Он покусал губы, проворчал:
— Когда воевать… Границу переходил с боями, никто не спрашивал документы…
— Что же делать–то? Я сама пойду… — решилась Верочка.
— Разве он поймет, эта пустая душа?!
— Но что–то нужно предпринимать? В конце концов, я смогу и одна добраться.
— Нет, — уже приходя в себя, проговорил Костров. — Я не могу отпустить тебя одну. Зачем нужен этот риск? Да и с какими глазами вернусь я в армию!.. Попрекать начнут, скажут: "Эх, шляпа, а не фронтовик!"
— Этому за окошком нужно синяки наставить! — послышался сзади осипший голос. Костров оглянулся, возле него стоял полнолицый, небритый солдат, в шинели внакидку. Лицо солдата показалось Верочке знакомым, вроде бы это был дезертир Паршиков из их села, но она не придала особого значения своей догадке.
Костров сердито посмотрел на солдата — мол, отойди, не твоего ума дело — и присел на свой чемодан, впился рукою в волосы, теребил их, мял, точно стараясь со злости вырвать пучок. Что делать? Отпустить Верочку, об этом и разговора быть не может. И как можно отпустить? За ней нужен догляд…
— Слушай, Вера, а если я один все–таки махну в армию? Тебя же устрою пока на вокзале.
— Зачем в армию?
— Сообщу начальству о произволе.
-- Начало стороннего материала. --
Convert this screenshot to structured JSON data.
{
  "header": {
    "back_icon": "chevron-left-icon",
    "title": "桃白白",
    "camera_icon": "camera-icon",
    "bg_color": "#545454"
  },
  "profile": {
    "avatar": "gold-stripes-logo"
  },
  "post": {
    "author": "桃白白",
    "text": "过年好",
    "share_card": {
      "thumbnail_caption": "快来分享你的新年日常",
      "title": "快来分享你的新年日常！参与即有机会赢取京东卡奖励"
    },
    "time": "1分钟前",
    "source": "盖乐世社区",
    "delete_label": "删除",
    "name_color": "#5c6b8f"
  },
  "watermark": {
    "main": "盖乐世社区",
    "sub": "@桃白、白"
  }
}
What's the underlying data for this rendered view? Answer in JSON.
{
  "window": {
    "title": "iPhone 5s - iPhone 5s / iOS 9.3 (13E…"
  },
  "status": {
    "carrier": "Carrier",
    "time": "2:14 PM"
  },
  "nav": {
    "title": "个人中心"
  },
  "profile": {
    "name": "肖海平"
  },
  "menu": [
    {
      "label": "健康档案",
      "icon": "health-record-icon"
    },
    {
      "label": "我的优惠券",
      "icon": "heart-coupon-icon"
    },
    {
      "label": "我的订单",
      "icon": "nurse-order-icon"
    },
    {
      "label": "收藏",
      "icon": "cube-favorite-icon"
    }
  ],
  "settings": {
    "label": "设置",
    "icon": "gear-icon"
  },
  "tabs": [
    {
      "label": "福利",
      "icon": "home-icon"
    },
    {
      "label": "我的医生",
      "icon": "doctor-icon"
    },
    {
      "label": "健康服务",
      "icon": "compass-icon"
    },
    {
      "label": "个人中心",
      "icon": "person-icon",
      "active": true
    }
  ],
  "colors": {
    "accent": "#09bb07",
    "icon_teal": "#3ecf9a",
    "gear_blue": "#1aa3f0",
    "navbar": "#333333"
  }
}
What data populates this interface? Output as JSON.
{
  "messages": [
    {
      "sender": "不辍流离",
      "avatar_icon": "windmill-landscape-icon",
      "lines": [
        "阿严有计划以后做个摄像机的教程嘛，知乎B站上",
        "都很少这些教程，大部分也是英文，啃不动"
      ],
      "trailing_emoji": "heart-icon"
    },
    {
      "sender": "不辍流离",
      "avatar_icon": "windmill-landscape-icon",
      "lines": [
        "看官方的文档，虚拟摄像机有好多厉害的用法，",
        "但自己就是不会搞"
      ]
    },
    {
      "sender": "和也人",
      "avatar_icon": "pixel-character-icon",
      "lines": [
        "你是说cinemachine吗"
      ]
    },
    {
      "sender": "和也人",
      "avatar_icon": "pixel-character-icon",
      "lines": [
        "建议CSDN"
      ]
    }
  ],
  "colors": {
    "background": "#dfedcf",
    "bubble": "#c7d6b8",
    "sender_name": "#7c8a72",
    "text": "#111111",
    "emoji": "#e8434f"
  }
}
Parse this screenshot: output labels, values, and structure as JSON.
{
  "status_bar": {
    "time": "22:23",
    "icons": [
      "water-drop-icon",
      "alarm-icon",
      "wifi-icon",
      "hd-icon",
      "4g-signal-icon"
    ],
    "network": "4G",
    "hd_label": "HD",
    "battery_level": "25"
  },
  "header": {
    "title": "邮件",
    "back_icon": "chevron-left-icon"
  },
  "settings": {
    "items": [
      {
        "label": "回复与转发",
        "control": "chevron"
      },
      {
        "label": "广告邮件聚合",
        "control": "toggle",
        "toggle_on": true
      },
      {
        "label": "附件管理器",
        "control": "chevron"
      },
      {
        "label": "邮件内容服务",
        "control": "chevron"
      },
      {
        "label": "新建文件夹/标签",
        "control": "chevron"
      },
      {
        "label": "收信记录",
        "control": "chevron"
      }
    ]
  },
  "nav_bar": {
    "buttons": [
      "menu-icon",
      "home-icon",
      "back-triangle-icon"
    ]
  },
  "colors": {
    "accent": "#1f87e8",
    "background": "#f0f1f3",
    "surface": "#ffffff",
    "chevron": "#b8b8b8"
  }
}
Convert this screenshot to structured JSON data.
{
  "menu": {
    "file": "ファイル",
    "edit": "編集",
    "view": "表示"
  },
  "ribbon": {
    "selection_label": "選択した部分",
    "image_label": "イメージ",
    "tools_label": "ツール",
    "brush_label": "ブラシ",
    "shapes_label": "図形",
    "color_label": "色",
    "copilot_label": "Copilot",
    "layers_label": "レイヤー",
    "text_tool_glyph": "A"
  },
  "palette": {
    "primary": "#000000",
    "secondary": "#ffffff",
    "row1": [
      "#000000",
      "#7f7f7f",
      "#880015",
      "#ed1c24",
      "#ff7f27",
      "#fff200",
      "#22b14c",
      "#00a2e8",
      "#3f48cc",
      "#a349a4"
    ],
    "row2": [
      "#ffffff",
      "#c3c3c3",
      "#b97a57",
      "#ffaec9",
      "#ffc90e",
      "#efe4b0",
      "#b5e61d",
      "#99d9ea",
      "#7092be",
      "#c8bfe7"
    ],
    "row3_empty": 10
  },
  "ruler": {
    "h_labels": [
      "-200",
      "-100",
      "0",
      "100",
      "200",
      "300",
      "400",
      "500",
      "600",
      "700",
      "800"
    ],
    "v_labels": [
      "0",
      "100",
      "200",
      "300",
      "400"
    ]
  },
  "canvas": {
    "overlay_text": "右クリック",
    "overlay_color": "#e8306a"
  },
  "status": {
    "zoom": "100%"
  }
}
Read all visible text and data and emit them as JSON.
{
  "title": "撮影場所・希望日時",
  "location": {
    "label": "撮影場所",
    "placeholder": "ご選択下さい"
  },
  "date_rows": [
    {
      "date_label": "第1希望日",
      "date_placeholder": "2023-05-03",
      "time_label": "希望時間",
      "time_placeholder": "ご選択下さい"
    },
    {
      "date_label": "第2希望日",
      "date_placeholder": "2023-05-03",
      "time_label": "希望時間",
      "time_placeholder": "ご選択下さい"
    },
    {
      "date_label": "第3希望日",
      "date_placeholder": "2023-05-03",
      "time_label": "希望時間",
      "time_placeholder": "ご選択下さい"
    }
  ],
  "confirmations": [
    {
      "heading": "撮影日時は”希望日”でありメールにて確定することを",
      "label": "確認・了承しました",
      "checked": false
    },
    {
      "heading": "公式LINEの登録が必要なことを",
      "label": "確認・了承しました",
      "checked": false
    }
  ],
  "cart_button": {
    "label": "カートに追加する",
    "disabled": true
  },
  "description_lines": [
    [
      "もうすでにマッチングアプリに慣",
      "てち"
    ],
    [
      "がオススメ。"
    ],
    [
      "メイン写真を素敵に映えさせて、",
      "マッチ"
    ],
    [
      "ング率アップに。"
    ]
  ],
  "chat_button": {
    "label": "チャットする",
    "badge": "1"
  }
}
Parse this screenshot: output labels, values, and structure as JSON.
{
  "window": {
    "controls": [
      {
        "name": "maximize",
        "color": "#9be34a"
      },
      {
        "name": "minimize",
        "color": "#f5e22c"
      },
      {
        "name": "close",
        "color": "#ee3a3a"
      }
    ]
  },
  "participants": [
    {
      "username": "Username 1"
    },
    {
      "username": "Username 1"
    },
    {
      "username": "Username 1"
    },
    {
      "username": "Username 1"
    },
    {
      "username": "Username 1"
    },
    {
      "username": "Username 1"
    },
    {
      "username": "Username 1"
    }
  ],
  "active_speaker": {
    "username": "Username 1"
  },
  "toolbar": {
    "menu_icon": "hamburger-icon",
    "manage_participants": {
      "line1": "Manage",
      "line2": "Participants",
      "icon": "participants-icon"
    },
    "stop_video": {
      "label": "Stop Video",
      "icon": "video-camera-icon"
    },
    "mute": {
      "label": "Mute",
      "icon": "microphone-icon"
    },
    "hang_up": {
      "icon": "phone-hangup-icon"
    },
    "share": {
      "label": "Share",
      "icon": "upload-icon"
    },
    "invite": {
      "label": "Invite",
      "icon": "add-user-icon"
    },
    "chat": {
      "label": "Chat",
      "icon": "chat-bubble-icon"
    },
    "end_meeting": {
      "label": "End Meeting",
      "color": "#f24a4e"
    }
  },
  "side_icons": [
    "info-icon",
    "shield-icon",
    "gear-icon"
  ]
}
Сюда позвонят, и поедем.
— Пока суд да дело… — неопределенно проговорила Верочка и замялась, не видя выхода из затруднения.
К ним подошел в новенькой, будто с иголочки шинели старший лейтенант. Он поставил возле их вещей два чемодана, попросив Верочку покараулить, сам же достал документы и прошелся к окошку. Документы его были в порядке, потому что дежурный очень быстро оформил их и отдал обратно. Вернувшись к чемоданам, старший лейтенант от нечего делать присел рядом, на свой большой чемодан, оглядел сперва Верочку, потом Кострова — оба они были грустные, расстроенные, и это заметил старший лейтенант.
— Чего приуныли?
— Так себе… Худы дела. Воюешь–воюешь, а шишки опять на тебя валятся.
— Не говори, фронтовик, — посочувствовал старший лейтенант.
— Смешно даже… На словах почет, а как дела касается, пинком стараются поддать, — обиженно вмешалась Верочка.
— В чем дело–то? — не отступал старший лейтенант.
— Вон сыч этот в окне, — заговорил с резкостью Костров. — Не пропускает. Везу жену беременную… А он требует вернуться в часть, отпуска не разрешены… Инструкцию выполняет.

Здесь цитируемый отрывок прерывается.